Hamburg. Im Sülldorf befindet sich Hamburgs letztes mechanisches Stellwerk. Laien verstehen erst mal nur Bahnhof.

Als es klingelt, geht es für Bodo Ladendorf plötzlich ganz schön rund. Der 63-Jährige nimmt den Hörer ab, lauscht konzentriert, sagt knapp „Jo, alles klar“ – und legt los. Es folgt eine schnelle Abfolge von Handgriffen: Ladendorf kurbelt am sogenannten Felderblock, sprintet an einem Schaltpult entlang, zieht Hebel, drückt Knöpfe und blickt immer wieder in Richtung Bahnsteig.

Der Besuch im letzten mechanisch betriebenen Stellwerk Hamburgs macht Besuchern von Anfang an deutlich: Von alleine funktioniert hier gar nichts. Wachsame Augen und schnelle Beine sind nötig – dazu jede Menge Routine und unerwartet viel Muskelkraft. Die Anlage ist in einem kleinen Backsteinbau im Bahnhof Sülldorf untergebracht – und das schon seit 1927. Und in all den Jahren hat sich hier nur wenig Grundlegendes verändert.

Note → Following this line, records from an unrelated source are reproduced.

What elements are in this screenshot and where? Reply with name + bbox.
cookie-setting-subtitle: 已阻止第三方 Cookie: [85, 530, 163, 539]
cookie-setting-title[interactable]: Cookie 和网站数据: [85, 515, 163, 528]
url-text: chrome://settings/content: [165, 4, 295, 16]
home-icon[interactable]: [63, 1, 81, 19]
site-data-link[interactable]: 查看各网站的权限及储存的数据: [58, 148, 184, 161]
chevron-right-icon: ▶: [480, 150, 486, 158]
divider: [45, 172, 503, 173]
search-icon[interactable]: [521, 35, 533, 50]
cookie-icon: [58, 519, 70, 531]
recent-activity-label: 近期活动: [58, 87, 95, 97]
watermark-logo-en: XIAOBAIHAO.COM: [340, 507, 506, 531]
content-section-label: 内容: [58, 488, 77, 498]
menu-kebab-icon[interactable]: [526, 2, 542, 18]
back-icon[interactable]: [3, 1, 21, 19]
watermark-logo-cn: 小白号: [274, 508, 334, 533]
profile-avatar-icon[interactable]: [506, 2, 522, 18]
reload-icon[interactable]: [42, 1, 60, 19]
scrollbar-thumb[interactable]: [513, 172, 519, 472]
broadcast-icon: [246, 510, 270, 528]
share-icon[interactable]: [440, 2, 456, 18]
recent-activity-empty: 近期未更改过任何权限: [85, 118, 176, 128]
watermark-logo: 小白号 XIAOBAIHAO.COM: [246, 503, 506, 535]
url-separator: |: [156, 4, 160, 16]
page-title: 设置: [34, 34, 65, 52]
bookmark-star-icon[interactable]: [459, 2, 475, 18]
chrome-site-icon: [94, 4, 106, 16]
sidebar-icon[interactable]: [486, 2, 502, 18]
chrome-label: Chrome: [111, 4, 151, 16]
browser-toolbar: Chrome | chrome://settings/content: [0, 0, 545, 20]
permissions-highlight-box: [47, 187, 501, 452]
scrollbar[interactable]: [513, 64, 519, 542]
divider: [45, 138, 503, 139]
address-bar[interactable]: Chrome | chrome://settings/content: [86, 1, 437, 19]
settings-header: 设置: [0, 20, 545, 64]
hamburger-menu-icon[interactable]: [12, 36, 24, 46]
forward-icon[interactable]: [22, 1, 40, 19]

Bahnhof Sülldorf: Fahrdienstleiter Ladendorf seit 10 Jahren im Dienst

Stellwerke sind, wie es in der Fach­sprache heißt, „ortsfeste Bahnanlagen und Steuerzentralen für Weichen sowie Signale und machen somit den Weg auf den Gleisen frei“. Gearbeitet wird hier in drei Schichten mit wechselnden Mitarbeitern, zeitweise kommen und gehen die Züge im Zehnminutentakt. Bodo Ladendorf ist der Fahrdienstleiter und hier seit zehn Jahren im Einsatz.

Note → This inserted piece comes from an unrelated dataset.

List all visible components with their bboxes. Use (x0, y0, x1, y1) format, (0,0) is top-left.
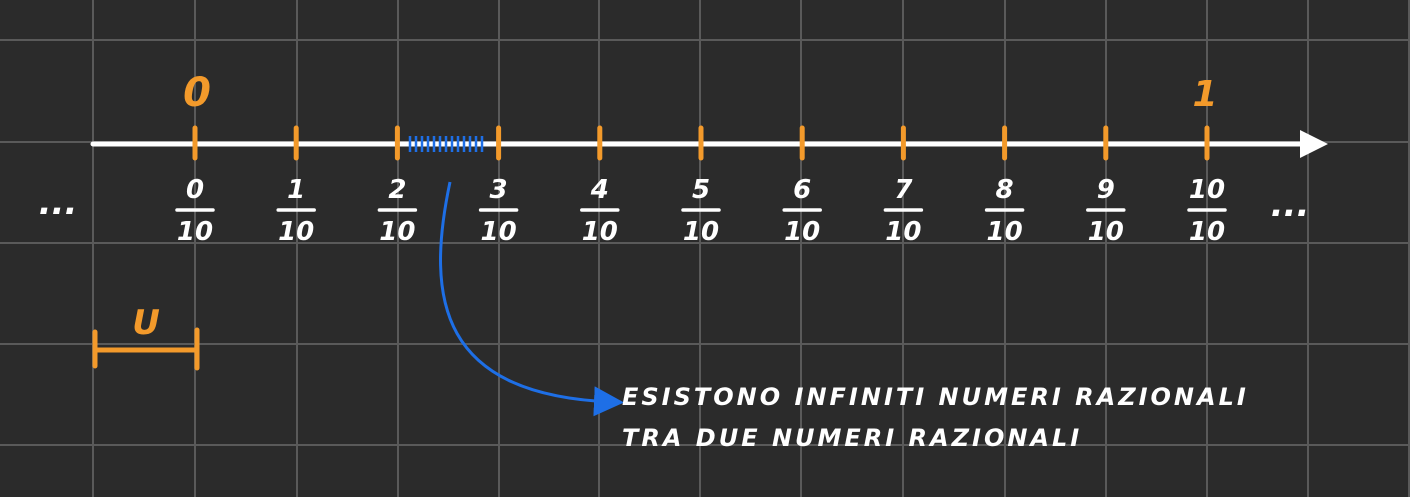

Wer sich mit der Materie noch nicht beschäftigt hat, versteht bei seinen Erläuterungen erst mal nur Bahnhof. Vereinfacht beschrieben, sehen die Abläufe so aus: Ladendorf zieht die auf der Hebelbank montierten Stellhebel vor und zurück – und damit die Drahtzugleitungen, die mit mehreren Führungs- und Umlenkrollen zu den Außenanlagen verbunden sind. Über sie werden acht Signale, zwei Weichenriegel und außerdem (elektrisch) zwei Weichen bedient. Zum Programm gehört außerdem die Steuerung des letzten bei der S-Bahn vorhandenen Bahnübergangs mit Vollschranken über den Sülldorfer Kirchenweg sowie eine kleine Fußgängerschranke im Zugang zum Bahnsteig.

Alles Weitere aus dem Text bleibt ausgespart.